As increasingly powerful hardware is introduced in both the console and PC space, more and more scrutiny is placed on a game’s visuals, particularly in the realm of AAA titles. I feel this is where Crackdown 3 will find its biggest detractors, because even though the bold and colourful cel-shaded art style is beautiful in its own right, it hardly pushes the Xbox One X to its limits. I think the simple textures and bright lighting work excellently to cleanly frame the frantic action, but by the same count there are probably those who will look back at the original Crackdown and try and play Spot the Difference. Beauty is in the eye of the beholder on this one, and where I was more than satisfied by the images assaulting my eyeballs there are others that will no doubt thirst for something more.
If this place is so bad then why does it have such magnificent rainbows?
Kills for skills
While the campaign sucked me in, the same can not be said for Crackdown 3’s multiplayer offering. Despite being hyped as a uniquely destructive experience that would harness the power of the cloud, it feels more like an undercooked afterthought, and the less said about it the better.
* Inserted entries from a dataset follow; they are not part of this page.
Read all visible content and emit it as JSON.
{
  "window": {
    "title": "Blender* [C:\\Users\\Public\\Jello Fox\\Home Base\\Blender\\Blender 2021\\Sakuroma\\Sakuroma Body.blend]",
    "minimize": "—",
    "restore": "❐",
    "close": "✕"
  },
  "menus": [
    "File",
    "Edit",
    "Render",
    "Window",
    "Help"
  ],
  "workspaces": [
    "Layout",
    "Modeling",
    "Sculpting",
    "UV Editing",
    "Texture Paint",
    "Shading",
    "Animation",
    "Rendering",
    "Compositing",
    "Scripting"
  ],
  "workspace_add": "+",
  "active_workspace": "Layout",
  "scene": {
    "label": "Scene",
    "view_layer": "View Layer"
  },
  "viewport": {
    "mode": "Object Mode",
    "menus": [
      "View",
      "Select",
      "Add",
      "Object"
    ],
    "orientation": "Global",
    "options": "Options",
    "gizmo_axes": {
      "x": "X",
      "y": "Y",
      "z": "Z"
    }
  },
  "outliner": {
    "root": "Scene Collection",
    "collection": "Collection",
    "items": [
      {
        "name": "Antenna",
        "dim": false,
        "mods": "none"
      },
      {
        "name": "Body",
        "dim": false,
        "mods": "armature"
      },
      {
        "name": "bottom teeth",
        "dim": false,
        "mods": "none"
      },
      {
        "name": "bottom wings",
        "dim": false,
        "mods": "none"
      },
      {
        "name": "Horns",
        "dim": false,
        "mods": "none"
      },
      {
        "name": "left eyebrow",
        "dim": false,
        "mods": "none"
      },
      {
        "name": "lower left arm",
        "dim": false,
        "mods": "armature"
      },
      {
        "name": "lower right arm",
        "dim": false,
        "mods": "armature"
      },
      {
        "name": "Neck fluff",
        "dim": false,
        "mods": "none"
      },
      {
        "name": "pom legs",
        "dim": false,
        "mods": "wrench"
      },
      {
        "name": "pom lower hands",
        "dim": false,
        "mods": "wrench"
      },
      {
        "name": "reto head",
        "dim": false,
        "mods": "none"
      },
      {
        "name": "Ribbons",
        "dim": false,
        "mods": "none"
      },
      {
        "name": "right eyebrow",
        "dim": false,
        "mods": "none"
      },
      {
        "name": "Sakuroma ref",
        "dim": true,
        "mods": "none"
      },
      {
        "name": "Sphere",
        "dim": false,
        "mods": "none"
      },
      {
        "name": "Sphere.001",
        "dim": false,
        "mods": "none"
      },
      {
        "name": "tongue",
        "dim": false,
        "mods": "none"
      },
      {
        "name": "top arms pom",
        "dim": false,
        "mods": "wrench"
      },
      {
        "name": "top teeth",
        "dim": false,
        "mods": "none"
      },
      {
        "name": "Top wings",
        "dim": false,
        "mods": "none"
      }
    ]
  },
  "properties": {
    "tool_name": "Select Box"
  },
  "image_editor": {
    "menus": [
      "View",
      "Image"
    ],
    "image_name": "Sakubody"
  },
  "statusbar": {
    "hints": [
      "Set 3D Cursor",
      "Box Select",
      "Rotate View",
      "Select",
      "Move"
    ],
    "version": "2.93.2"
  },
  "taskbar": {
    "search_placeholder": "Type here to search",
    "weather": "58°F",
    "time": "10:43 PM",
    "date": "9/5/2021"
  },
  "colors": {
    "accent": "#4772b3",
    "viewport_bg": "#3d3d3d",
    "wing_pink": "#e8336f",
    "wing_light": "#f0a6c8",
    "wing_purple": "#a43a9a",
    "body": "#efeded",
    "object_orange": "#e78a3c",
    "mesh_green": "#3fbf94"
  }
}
With two uninspired modes that are essentially Kill Confirmed and Domination, no persistent progression, no customisation and a very limited arsenal, the fact you get kicked back to the lobby after every match is probably a sign that even the game knows it’s not worth any length of your time. It’s a a pity, because the destructibility of the environments borders on cool, but by today’s multiplayer standard, Crackdown 3 would have been better off leaving this one on the cutting room floor.
If you can do your best to ignore the lacklustre multiplayer offering, Crackdown 3’s 12-15 hour campaign is an ode to guiltless fun, giving you an open-world playground to flex your ever-growing abilities and arsenal in. It’s a relatively short campaign for an open-world game, but it refreshingly places importance on having a good time at a solid pace rather than endless pointless filler. On the basis of the campaign alone I would recommend Crackdown 3, and for any Xbox One owner it’s most certainly worthy of your time. Add to the fact that it’s included in Game Pass and can be played in co-op with up to four players, there’s very few hurdles in your way here.